Cause they've been super helpful to us. Um, and it's been hard work to actually get those models to be served in performant and, you know, have low latency and fine tune them. So, and that's operating on a lot of GPUs. So I'd be surprised if you can get the, the Falcon model, the, you know, even the medium-sized one, there's two, right?
The smaller and larger running on a laptop without GPUs at 16 gigs. But, you know, people are very creative and maybe you can quantize it or do something smart. So I don't want to, I don't wanna say can't be done, but I'd be, I'd be surprised just, yeah, maybe next week someone, somebody's gonna come out with something cool like, render on your phone.
It's all good. So, going to the, uh, Going to the question about, and I'm just checking time. This might be our last one because I wanted to get in a quick meditation during the break before we have Wale's, um, Wale's talk coming up there is an awesome question here from Matt, specific version of the data leak question.
How do you and human loop think about the model exposing private information that has been pre-trained or fine tuned on. If you fine tune on docs that not everyone at the company has access to and someone prompt injects it to get the output that, yeah. So this, this is a really interesting question and maybe I can expand a little bit on just explaining what MAP means for, for people out there.

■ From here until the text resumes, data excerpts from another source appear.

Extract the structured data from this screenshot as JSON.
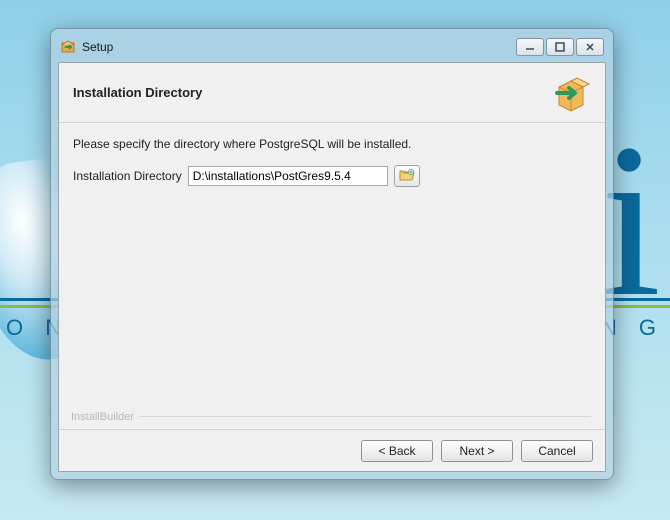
{
  "background": {
    "left_text": "O N S",
    "right_text": "N G"
  },
  "window": {
    "title": "Setup",
    "header": "Installation Directory",
    "instruction": "Please specify the directory where PostgreSQL will be installed.",
    "field_label": "Installation Directory",
    "field_value": "D:\\installations\\PostGres9.5.4",
    "watermark": "InstallBuilder",
    "buttons": {
      "back": "< Back",
      "next": "Next >",
      "cancel": "Cancel"
    }
  }
}
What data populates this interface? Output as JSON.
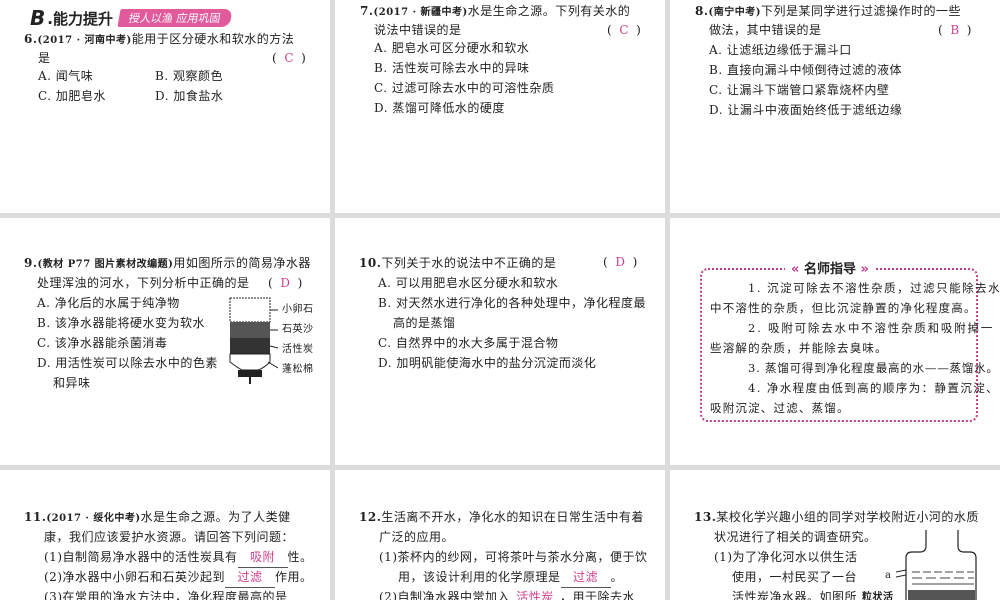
{
  "header": {
    "letter": "B",
    "title": ".能力提升",
    "tag": "授人以渔 应用巩固"
  },
  "q6": {
    "num": "6.",
    "source": "(2017 · 河南中考)",
    "stem1": "能用于区分硬水和软水的方法",
    "stem2": "是",
    "answer": "C",
    "options": [
      "A. 闻气味",
      "B. 观察颜色",
      "C. 加肥皂水",
      "D. 加食盐水"
    ]
  },
  "q7": {
    "num": "7.",
    "source": "(2017 · 新疆中考)",
    "stem1": "水是生命之源。下列有关水的",
    "stem2": "说法中错误的是",
    "answer": "C",
    "options": [
      "A. 肥皂水可区分硬水和软水",
      "B. 活性炭可除去水中的异味",
      "C. 过滤可除去水中的可溶性杂质",
      "D. 蒸馏可降低水的硬度"
    ]
  },
  "q8": {
    "num": "8.",
    "source": "(南宁中考)",
    "stem1": "下列是某同学进行过滤操作时的一些",
    "stem2": "做法，其中错误的是",
    "answer": "B",
    "options": [
      "A. 让滤纸边缘低于漏斗口",
      "B. 直接向漏斗中倾倒待过滤的液体",
      "C. 让漏斗下端管口紧靠烧杯内壁",
      "D. 让漏斗中液面始终低于滤纸边缘"
    ]
  },
  "q9": {
    "num": "9.",
    "source": "(教材 P77 图片素材改编题)",
    "stem1": "用如图所示的简易净水器",
    "stem2": "处理浑浊的河水，下列分析中正确的是",
    "answer": "D",
    "options": [
      "A. 净化后的水属于纯净物",
      "B. 该净水器能将硬水变为软水",
      "C. 该净水器能杀菌消毒",
      "D. 用活性炭可以除去水中的色素",
      "和异味"
    ],
    "figure_labels": [
      "小卵石",
      "石英沙",
      "活性炭",
      "蓬松棉"
    ]
  },
  "q10": {
    "num": "10.",
    "stem1": "下列关于水的说法中不正确的是",
    "answer": "D",
    "options": [
      "A. 可以用肥皂水区分硬水和软水",
      "B. 对天然水进行净化的各种处理中，净化程度最",
      "高的是蒸馏",
      "C. 自然界中的水大多属于混合物",
      "D. 加明矾能使海水中的盐分沉淀而淡化"
    ]
  },
  "tips": {
    "title": "名师指导",
    "lines": [
      "1. 沉淀可除去不溶性杂质，过滤只能除去水",
      "中不溶性的杂质，但比沉淀静置的净化程度高。",
      "2. 吸附可除去水中不溶性杂质和吸附掉一",
      "些溶解的杂质，并能除去臭味。",
      "3. 蒸馏可得到净化程度最高的水——蒸馏水。",
      "4. 净水程度由低到高的顺序为：静置沉淀、",
      "吸附沉淀、过滤、蒸馏。"
    ]
  },
  "q11": {
    "num": "11.",
    "source": "(2017 · 绥化中考)",
    "stem1": "水是生命之源。为了人类健",
    "stem2": "康，我们应该爱护水资源。请回答下列问题：",
    "p1a": "(1)自制简易净水器中的活性炭具有",
    "p1ans": "吸附",
    "p1b": "性。",
    "p2a": "(2)净水器中小卵石和石英沙起到",
    "p2ans": "过滤",
    "p2b": "作用。",
    "p3": "(3)在常用的净水方法中，净化程度最高的是"
  },
  "q12": {
    "num": "12.",
    "stem1": "生活离不开水，净化水的知识在日常生活中有着",
    "stem2": "广泛的应用。",
    "p1a": "(1)茶杯内的纱网，可将茶叶与茶水分离，便于饮",
    "p1b": "用，该设计利用的化学原理是",
    "p1ans": "过滤",
    "p1c": "。",
    "p2a": "(2)自制净水器中常加入",
    "p2ans": "活性炭",
    "p2b": "，用于除去水"
  },
  "q13": {
    "num": "13.",
    "stem1": "某校化学兴趣小组的同学对学校附近小河的水质",
    "stem2": "状况进行了相关的调查研究。",
    "p1": "(1)为了净化河水以供生活",
    "p2": "使用，一村民买了一台",
    "p3": "活性炭净水器。如图所",
    "fig_a": "a",
    "fig_label": "粒状活"
  }
}
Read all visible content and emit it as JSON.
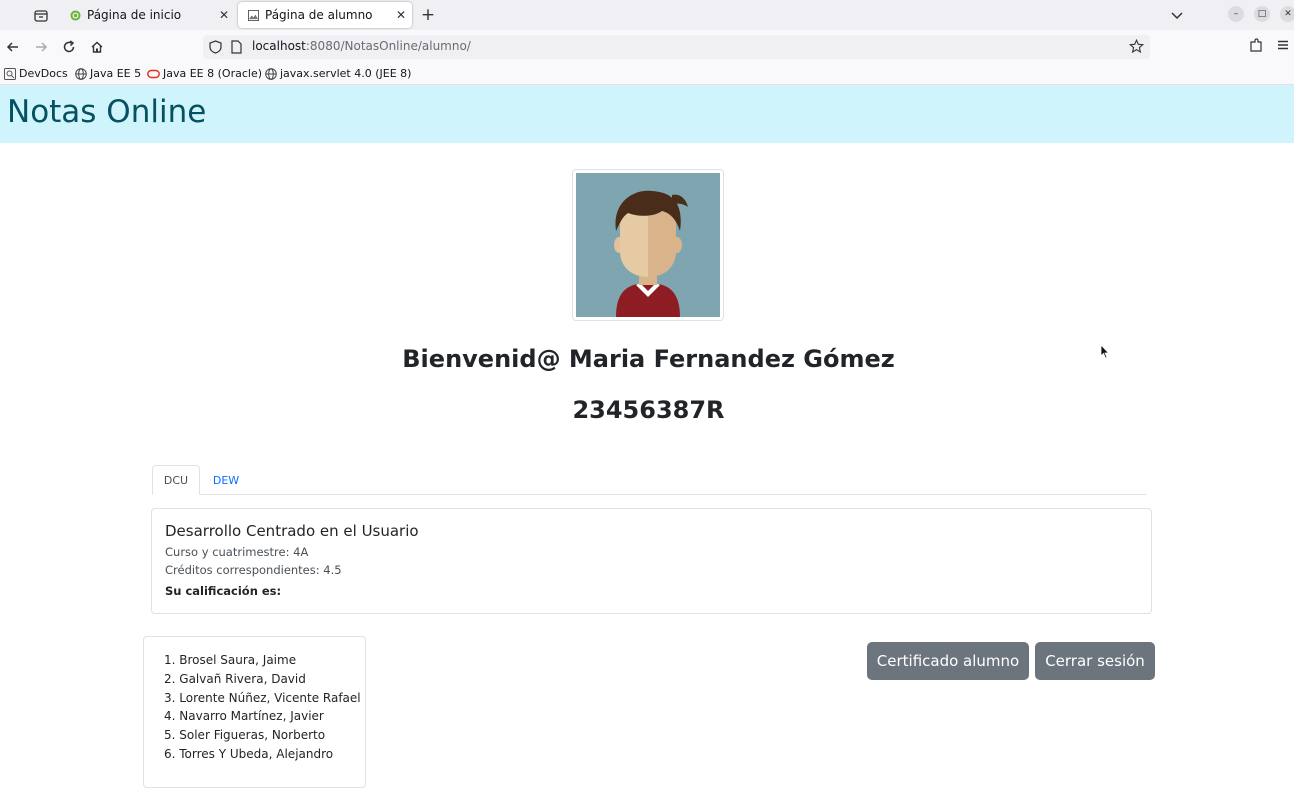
{
  "browser": {
    "tabs": [
      {
        "title": "Página de inicio",
        "active": false
      },
      {
        "title": "Página de alumno",
        "active": true
      }
    ],
    "url_host": "localhost",
    "url_rest": ":8080/NotasOnline/alumno/",
    "bookmarks": [
      "DevDocs",
      "Java EE 5",
      "Java EE 8 (Oracle)",
      "javax.servlet 4.0 (JEE 8)"
    ],
    "icons": {
      "tab_close": "✕",
      "new_tab": "+",
      "minimize": "–",
      "maximize": "□",
      "close": "✕"
    }
  },
  "page": {
    "site_title": "Notas Online",
    "welcome": "Bienvenid@ Maria Fernandez Gómez",
    "dni": "23456387R",
    "subject_tabs": [
      "DCU",
      "DEW"
    ],
    "active_tab": "DCU",
    "subject": {
      "name": "Desarrollo Centrado en el Usuario",
      "course_line": "Curso y cuatrimestre: 4A",
      "credits_line": "Créditos correspondientes: 4.5",
      "grade_label": "Su calificación es:"
    },
    "professors": [
      "Brosel Saura, Jaime",
      "Galvañ Rivera, David",
      "Lorente Núñez, Vicente Rafael",
      "Navarro Martínez, Javier",
      "Soler Figueras, Norberto",
      "Torres Y Ubeda, Alejandro"
    ],
    "buttons": {
      "certificate": "Certificado alumno",
      "logout": "Cerrar sesión"
    }
  },
  "colors": {
    "header_bg": "#cff4fc",
    "header_text": "#055160",
    "button_bg": "#6c757d",
    "link": "#0d6efd"
  }
}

Because I don't know if, if everyone's kind of come across this issue before, but the, the, the situation that you would be in is you go and you gather a bunch of data and you fine tune a model. And some of that data you gather may be private to, you know, maybe a subsection of your company, but now it's stored in the weights of your model.
Somehow can, you know, could other people at the company, uh, exfiltrate that, that data that they shouldn't have access to? And how can you kind of mitigate or have ac have that control? And the honest answer is, I think beyond fine tuning separate models or not using instruction tuned models, I don't think there is a very.
Clear cut solution to this yet. I think this is like something that people are still working on. So what we've seen, I haven't actually seen a situation where people have shared a fine-tuned model across people who wouldn't all have had access to the fine, to the, to the training data. Um, so it's either been in cases where the training data was like publicly available, like find where they were fine tuning on.
You know, search results or it's been within a company department where everyone has data access. If you were trying to control that, my suspicion is you might want to have something like adapters. Um, so these are like lightweight things, like, uh, low rank basically changes to the model that you can fine tune and swap out so that you could have multiple different versions of a fine tuned model, uh, of which, you know, you could control access in certain subsets of your company, but, but I think it's an unsolved problem.
Dude, awesome. Uh, there are a few more incredible questions coming through in the chat and so I am going to direct you there. If anyone wants to talk with Raza, keep the questions coming and I'll talk to chat and I'll, I'll answer people there if people wanna, uh, wanna, here we go. There were some awesome ones.
So, Raza, my man. Thank you so much. And if anybody wants to know more about Humal Loop, you just gotta click on the solutions tab on your left hand sidebar and you can go down and uh, explore the booth, talk with some people and also, If you're in London and you're at the watch party that's happening, what's happening?
And thank you Raza for making that happen. Thank you for sponsoring this event. It is so cool to have you here. And of course, thank you for the wisdom and thank you. Thanks so much for having me, and thanks for organizing an awesome conference. There we go. All right, man. I'll see you later.